Wachovia Goal: Sell More Bank Products to Broker Clients

Wachovia Securities LLC says its recent hiring of a MetLife Inc. executive is part of an initiative aimed at better selling the parent bank's credit, deposit, and lending services to their roster of investment customers.

"If you take a look at it, Wachovia and other banks have done a good job cross-selling investments to their bank clients, but no one has done a good job going the other way," Brand Meyer, the president of Wachovia Securities' financial services group, said in an interview last week. "We want to approach the client in our brokerage group and approach customers that walk into one of our brokerage offices. We want to be able to create a package of products that solves their noninvestment needs."

The Richmond, Va., unit of Wachovia Corp. announced this month that it hired Dorian Hansen to fill the new position of director of banking services and to lead the initiative. Ms. Hansen was vice president of individual products and strategy in MetLife's institutional brokerage group.

Mr. Meyer said Wachovia Securities, which is targeting individual investors with $250,000 to $5 million of investable assets that use its financial advisers, has been working to cross-sell traditional banking products to its customers for two years.

Wachovia Securities originated $4 billion of loans last year and $2 billion in 2005.

Mr. Meyer said that he hopes to double originations again this year, and that Ms. Hansen's hiring is the next step toward offering more Wachovia loan, deposit, mortgage, and credit card products to Wachovia Securities' customers.

"When Wachovia completes its integration with Golden West [Financial Corp.], we'll have banking offices in 85% of the country," Mr. Meyer said. "Wachovia has gone from a Southeast regional bank to a national bank with a national footprint. Because of our association with the Wachovia brand, there is an opportunity for us to grow."

Analysts said Wachovia Securities' cross-selling strategy has worked at firms like Merrill Lynch & Co. Inc., which launched its Total Merrill retail account in January 2003. The Total Merrill account, which offers cash management and mortgage services, is designed to offer additional banking services to the New York firm's customers.

"Merrill Lynch has developed a pretty big book of banking business by cross-selling banking services to their existing brokerage clients," said Geoffrey Bobroff, the president of Bobroff Consulting in East Greenwich, R.I.

"What Wachovia Securities is doing is well-tested by the wire houses," Mr. Bobroff said in an interview Wednesday. "Wachovia Securities has an opportunity to introduce a breadth of products and services to their brokerage customers that they otherwise might not reach to a brokerage company for."

Some analysts remain skeptical of the idea that investors would move their assets away from what are typically well-established banking relationships and into a new investment company.

However, Mr.

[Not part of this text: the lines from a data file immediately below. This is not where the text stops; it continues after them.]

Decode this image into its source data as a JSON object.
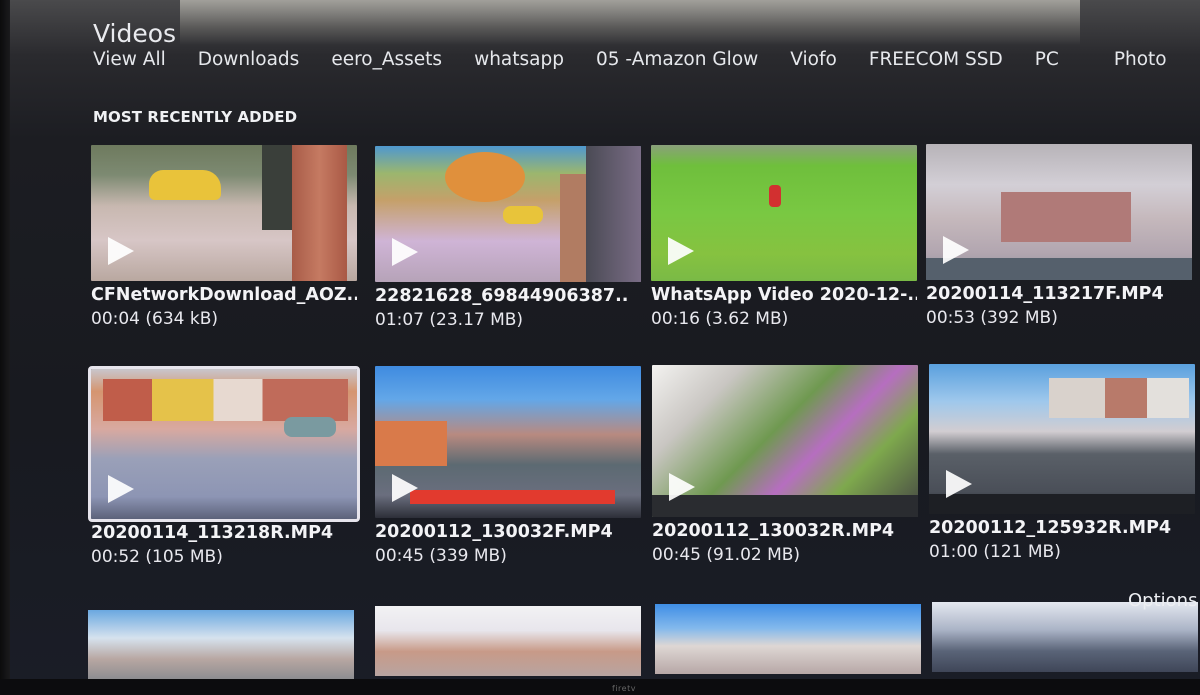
{
  "page": {
    "title": "Videos",
    "brand_label": "firetv"
  },
  "nav": {
    "items": [
      {
        "label": "View All"
      },
      {
        "label": "Downloads"
      },
      {
        "label": "eero_Assets"
      },
      {
        "label": "whatsapp"
      },
      {
        "label": "05 -Amazon Glow"
      },
      {
        "label": "Viofo"
      },
      {
        "label": "FREECOM SSD"
      },
      {
        "label": "PC"
      },
      {
        "label": "Photo"
      }
    ]
  },
  "section": {
    "label": "MOST RECENTLY ADDED"
  },
  "videos": [
    {
      "title": "CFNetworkDownload_AOZ..",
      "duration": "00:04",
      "size": "634 kB",
      "meta": "00:04 (634 kB)",
      "thumbnail": "doorstep-yellow-car"
    },
    {
      "title": "22821628_69844906387..",
      "duration": "01:07",
      "size": "23.17 MB",
      "meta": "01:07 (23.17 MB)",
      "thumbnail": "garden-autumn-tree"
    },
    {
      "title": "WhatsApp Video 2020-12-..",
      "duration": "00:16",
      "size": "3.62 MB",
      "meta": "00:16 (3.62 MB)",
      "thumbnail": "child-on-grass"
    },
    {
      "title": "20200114_113217F.MP4",
      "duration": "00:53",
      "size": "392 MB",
      "meta": "00:53 (392 MB)",
      "thumbnail": "dashcam-house-steps"
    },
    {
      "title": "20200114_113218R.MP4",
      "duration": "00:52",
      "size": "105 MB",
      "meta": "00:52 (105 MB)",
      "thumbnail": "dashcam-terraced-houses",
      "selected": true
    },
    {
      "title": "20200112_130032F.MP4",
      "duration": "00:45",
      "size": "339 MB",
      "meta": "00:45 (339 MB)",
      "thumbnail": "dashcam-street-sunny"
    },
    {
      "title": "20200112_130032R.MP4",
      "duration": "00:45",
      "size": "91.02 MB",
      "meta": "00:45 (91.02 MB)",
      "thumbnail": "dashcam-glare"
    },
    {
      "title": "20200112_125932R.MP4",
      "duration": "01:00",
      "size": "121 MB",
      "meta": "01:00 (121 MB)",
      "thumbnail": "dashcam-suburban-road"
    }
  ],
  "partial_row_thumbnails": [
    "street-sky",
    "terraced-houses",
    "houses-blue-sky",
    "trees-overcast"
  ],
  "options": {
    "label": "Options"
  },
  "icons": {
    "play": "play-icon"
  }
}
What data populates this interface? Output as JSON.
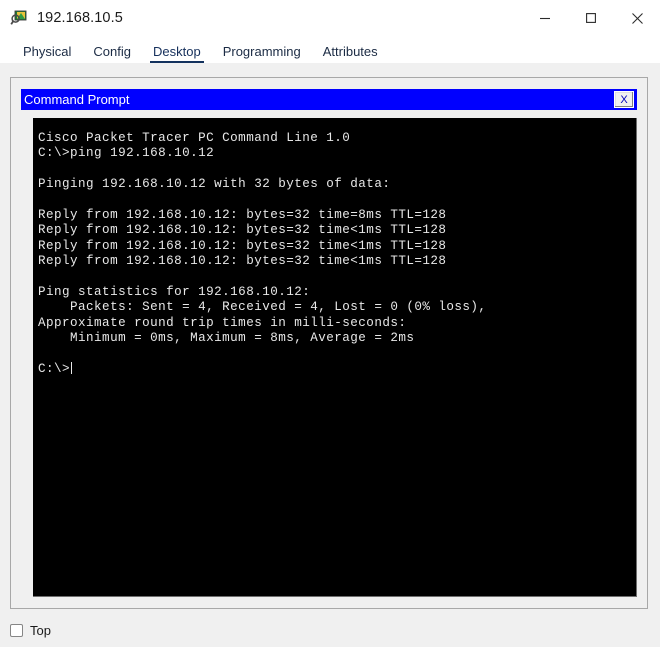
{
  "window": {
    "title": "192.168.10.5",
    "icon": "packet-tracer-icon",
    "controls": {
      "minimize": "—",
      "maximize": "□",
      "close": "✕"
    }
  },
  "tabs": [
    {
      "label": "Physical",
      "active": false
    },
    {
      "label": "Config",
      "active": false
    },
    {
      "label": "Desktop",
      "active": true
    },
    {
      "label": "Programming",
      "active": false
    },
    {
      "label": "Attributes",
      "active": false
    }
  ],
  "command_prompt": {
    "title": "Command Prompt",
    "close_label": "X",
    "title_bg": "#0000FF",
    "terminal_bg": "#000000",
    "terminal_fg": "#E8E8E8",
    "lines": [
      "Cisco Packet Tracer PC Command Line 1.0",
      "C:\\>ping 192.168.10.12",
      "",
      "Pinging 192.168.10.12 with 32 bytes of data:",
      "",
      "Reply from 192.168.10.12: bytes=32 time=8ms TTL=128",
      "Reply from 192.168.10.12: bytes=32 time<1ms TTL=128",
      "Reply from 192.168.10.12: bytes=32 time<1ms TTL=128",
      "Reply from 192.168.10.12: bytes=32 time<1ms TTL=128",
      "",
      "Ping statistics for 192.168.10.12:",
      "    Packets: Sent = 4, Received = 4, Lost = 0 (0% loss),",
      "Approximate round trip times in milli-seconds:",
      "    Minimum = 0ms, Maximum = 8ms, Average = 2ms",
      ""
    ],
    "prompt": "C:\\>"
  },
  "footer": {
    "top_checkbox_label": "Top",
    "top_checkbox_checked": false
  }
}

Meyer said if an investor has a well-established, trusted relationship with a financial adviser, there is an opportunity to gather additional share, even if customers retain their banking accounts.

"Working with us doesn't require an investor to get out of an existing banking relationship," he said. "We want to help investors get everything under one umbrella as they approach retirement. As we give more advice there will just be a natural proclivity to gather additional assets."

Most individuals, including affluent and high-net-worth investors, consider their relationship with a bank more of an institutional relationship than a personal one, Mr. Meyer said.

"People bank somewhere because it is where their parents banked or because they have been there for 25 years and really there is no reason to change," he said. "Today our clients are interested in consolidating with one trusted provider."

The financial services group plans to continue to add people to develop this initiative nationally, Mr. Meyer said.

"We want to be one Wachovia and bring all of the capabilities and resources that this company has to bear and make it available to financial advisers and for their customers," Mr. Meyer said.